Magnetic resonance elastography, MRE is a good modality for diagnosing and monitoring treatment of autoimmune pancreatitis, finds a new study.
Magnetic resonance elastography (MRE) shows promise as a quantitative imaging method for differentiating autoimmune pancreatitis (AIP) from pancreatic ductal adenocarcinoma (PDAC) and for monitoring the treatment response in AIP, according to a new study published in the European Journal of Radiology.
Yang Hong, Department of Neurosurgery, Shengjing Hospital, China Medical University, Shenyang, China, and colleagues conducted the study to assess the value of MRE in patients with AIP and in the differentiation of autoimmune pancreatitis,AIP from PDAC.
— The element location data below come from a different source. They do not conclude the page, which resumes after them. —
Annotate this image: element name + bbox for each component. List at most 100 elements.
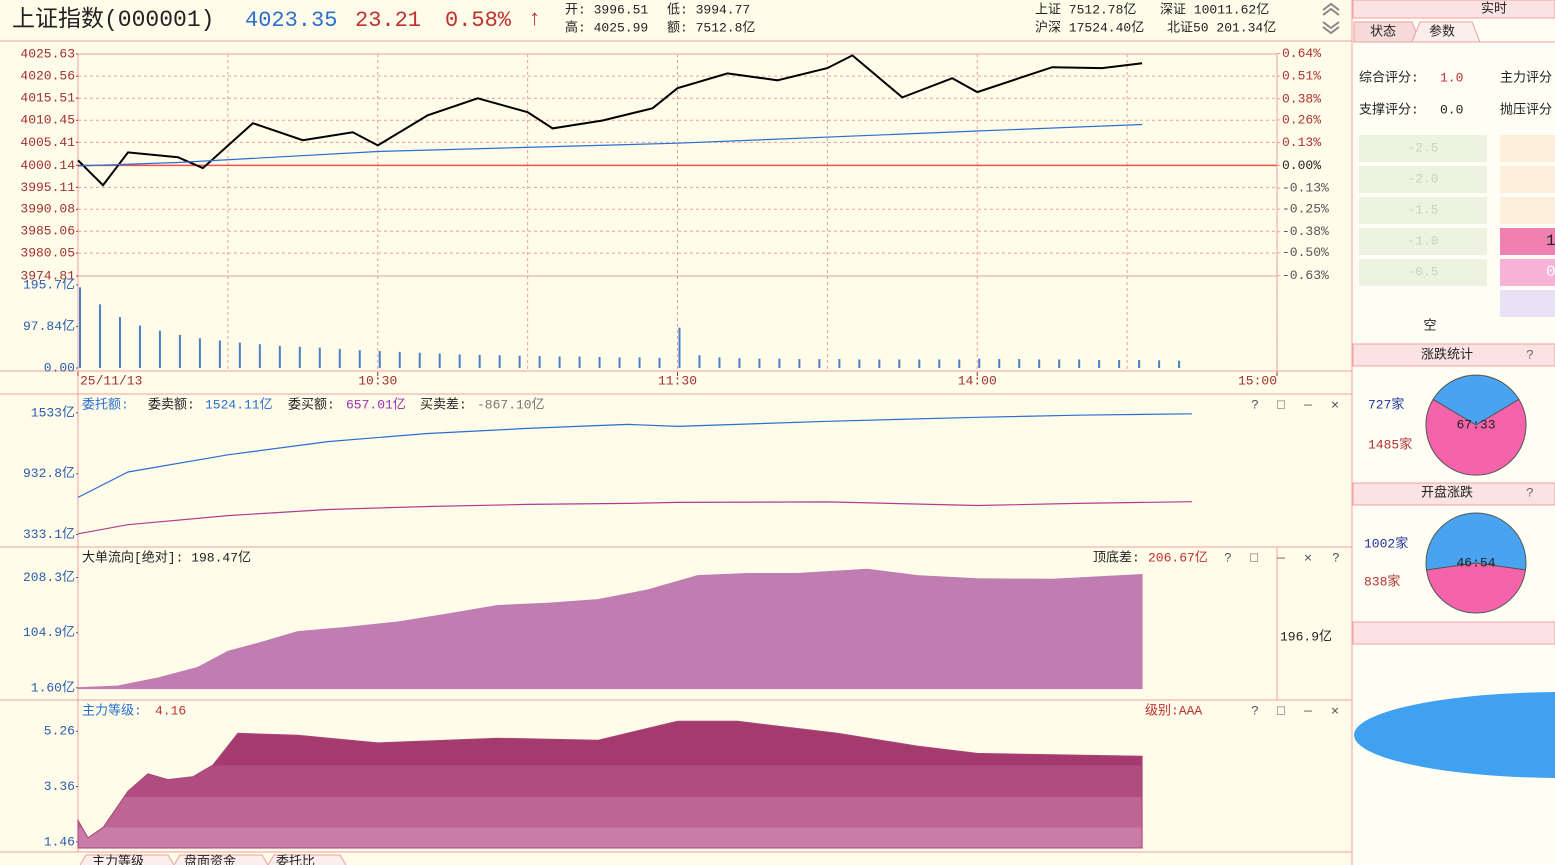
volume-bar	[278, 345, 281, 368]
box	[1500, 166, 1555, 193]
tab-label[interactable]: 状态	[1370, 24, 1396, 39]
panel-label: 657.01亿	[346, 397, 406, 412]
y-tick-label: 3980.05	[20, 246, 75, 261]
y-tick-label: 195.7亿	[23, 277, 75, 292]
panel-icon[interactable]: ?	[1251, 397, 1259, 412]
y2-tick-label: -0.25%	[1282, 201, 1329, 216]
scale-value: 1	[1546, 232, 1555, 250]
y-tick-label: 932.8亿	[23, 466, 75, 481]
arrow: ↑	[528, 7, 541, 32]
volume-bar	[1178, 360, 1181, 368]
pie-slice	[1425, 398, 1527, 476]
volume-bar	[578, 356, 581, 368]
panel-label: 委托额:	[82, 397, 129, 412]
volume-bar	[318, 347, 321, 368]
scale-label: -2.5	[1407, 140, 1438, 155]
section-icon[interactable]: ?	[1526, 347, 1534, 362]
volume-bar	[1118, 359, 1121, 368]
volume-bar	[1138, 359, 1141, 368]
panel-icon[interactable]: —	[1276, 550, 1285, 565]
panel-label: 大单流向[绝对]: 198.47亿	[82, 549, 251, 565]
stat: 低: 3994.77	[667, 2, 750, 17]
volume-bar	[138, 325, 141, 368]
panel-icon[interactable]: □	[1250, 550, 1258, 565]
market: 深证 10011.62亿	[1160, 2, 1269, 17]
stat: 额: 7512.8亿	[667, 20, 755, 35]
bottom-label: 空	[1423, 318, 1436, 333]
section-bar	[1352, 343, 1555, 367]
panel-icon[interactable]: ?	[1224, 550, 1232, 565]
panel-icon[interactable]: □	[1277, 703, 1285, 718]
volume-bar	[718, 357, 721, 368]
y-tick-label: 3995.11	[20, 180, 75, 195]
volume-bar	[458, 354, 461, 368]
section-icon[interactable]: ?	[1526, 485, 1534, 500]
area	[77, 720, 1143, 849]
box	[1500, 290, 1555, 317]
volume-bar	[79, 287, 81, 368]
panel-label: 206.67亿	[1148, 550, 1208, 565]
volume-bar	[558, 356, 561, 368]
pie-count: 1485家	[1368, 436, 1412, 452]
panel-icon[interactable]: □	[1277, 397, 1285, 412]
volume-bar	[218, 340, 221, 368]
tab-label[interactable]: 参数	[1429, 23, 1455, 39]
volume-bar	[998, 359, 1001, 368]
y-tick-label: 97.84亿	[23, 319, 75, 334]
volume-bar	[758, 358, 761, 368]
y-tick-label: 3985.06	[20, 224, 75, 239]
score-value: 0.0	[1440, 102, 1463, 117]
section-title: 开盘涨跌	[1421, 484, 1473, 500]
y-tick-label: 4005.41	[20, 135, 75, 150]
volume-bar	[778, 358, 781, 368]
scale-boxes	[1359, 135, 1555, 317]
title: 上证指数(000001)	[12, 6, 214, 33]
box	[1500, 135, 1555, 162]
panel-icon[interactable]: ✕	[1304, 550, 1312, 565]
bottom-tab-label[interactable]: 盘面资金	[184, 853, 236, 865]
volume-bar	[258, 344, 261, 368]
bottom-tab[interactable]	[79, 854, 347, 865]
volume-bar	[518, 355, 521, 368]
panel-icon[interactable]: —	[1303, 703, 1312, 718]
panel-label: 顶底差:	[1093, 549, 1140, 565]
volume-bar	[438, 353, 441, 368]
volume-bar	[398, 351, 401, 368]
panel-icon[interactable]: —	[1303, 397, 1312, 412]
volume-bar	[198, 338, 201, 368]
panel-icon[interactable]: ✕	[1331, 397, 1339, 412]
score-label: 综合评分:	[1359, 70, 1419, 85]
scale-label: -2.0	[1407, 171, 1438, 186]
volume-bar	[878, 359, 881, 368]
bottom-tab-label[interactable]: 主力等级	[92, 853, 144, 865]
pie-slice	[1425, 562, 1527, 614]
score-value: 1.0	[1440, 70, 1463, 85]
score-label: 支撑评分:	[1359, 102, 1419, 117]
volume-bar	[958, 359, 961, 368]
y-tick-label: 0.00	[44, 360, 75, 375]
side-tab[interactable]: 实时	[1481, 1, 1507, 16]
y2-tick-label: 0.26%	[1282, 112, 1321, 127]
scroll-icon[interactable]	[1322, 2, 1340, 35]
panel-icon[interactable]: ?	[1251, 703, 1259, 718]
panel-label: 4.16	[155, 703, 186, 718]
y2-tick-label: -0.38%	[1282, 224, 1329, 239]
panel-label: 委买额:	[288, 397, 335, 412]
market: 沪深 17524.40亿	[1035, 19, 1144, 35]
panel-icon[interactable]: ?	[1332, 550, 1340, 565]
y-tick-label: 1533亿	[31, 405, 75, 420]
y-tick-label: 4020.56	[20, 69, 75, 84]
y-tick-label: 4025.63	[20, 46, 75, 61]
panel-icon[interactable]: ✕	[1331, 703, 1339, 718]
y2-tick-label: 0.38%	[1282, 91, 1321, 106]
bottom-tab-label[interactable]: 委托比	[276, 854, 315, 865]
volume-bar	[818, 359, 821, 368]
volume-bar	[238, 342, 241, 368]
volume-bar	[978, 358, 981, 368]
box	[1359, 197, 1487, 224]
side-label: 196.9亿	[1280, 629, 1332, 644]
market: 上证 7512.78亿	[1035, 2, 1136, 17]
volume-bar	[838, 359, 841, 368]
volume-bar	[698, 355, 701, 368]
Autoimmune pancreatitis (AIP) often manifests as a mass lesion causing obstructive jaundice, clinically mimicking pancreatic carcinoma. It can be cured with immunosuppressant drugs, in contrast to other benign chronic pancreatic diseases, thus the differentiation of AIP from pancreatic cancer is of particular interest in clinical practice. There is the possibility that some patients with AIP may develop pancreatic cancer, and this possibility contributes to increasing our difficulties in differentiating AIP from pancreatic cancer.
This prospective study included 14 AIP patients, 26 PDAC patients, and 14 healthy volunteers. All participants underwent pancreatic MRE (40-Hz; 3 T scanner) at enrollment, and 7 AIP patients underwent a second MRE after initiation of steroid therapy. Pancreatic stiffness values were obtained by MRE and a new logistic regression model (the calculated Rad score) was used to combine pancreatic stiffness and the distribution and shape of high-stiffness areas for differentiation of AIP and PDAC. The area under the curve (AUC) was calculated for all parameters using receiver operating characteristic (ROC) analysis.
- Pancreatic stiffness was significantly higher (2.67 kPa [interquartile range, 2.24 to 3.56 kPa]) in AIP than in healthy pancreas (1.24 kPa [1.18 to 1.24 kPa]) and significantly lower in AIP than in PDAC (3.78 kPa [3.22 to 5.11 kPa]; both P < 0.05).
- Diffuse (n = 4 vs 1; P = 0.043) and multiple (n = 3 vs 0; P = 0.037) lesions were more common in AIP, while solitary (n = 25 vs 7; P = 0.001) and nodular lesions (n = 18 vs 2; P = 0.002) were more frequent in PDAC.
- Rad scores outperformed individual imaging parameters in distinguishing AIP from PDAC (AUC, 0.948 vs 0.607 to 0.782; all P < 0.05), with 84.6% specificity and 92.9% sensitivity.
- Pancreatic stiffness in AIP decreased significantly, from 2.66 kPa [2.29 to 3.05 kPa] to 1.55 kPa [1.43 to 1.67 kPa] (P = 0.016), during treatment.
“Our findings from the present study suggested that pancreatic stiffness was significantly higher in AIP than in healthy pancreas and significantly lower in AIP than in PDAC. Data reported that MRE displays promise as a quantitative imaging method for differentiating AIP from PDAC and for monitoring the treatment response in AIP,” concluded the authors.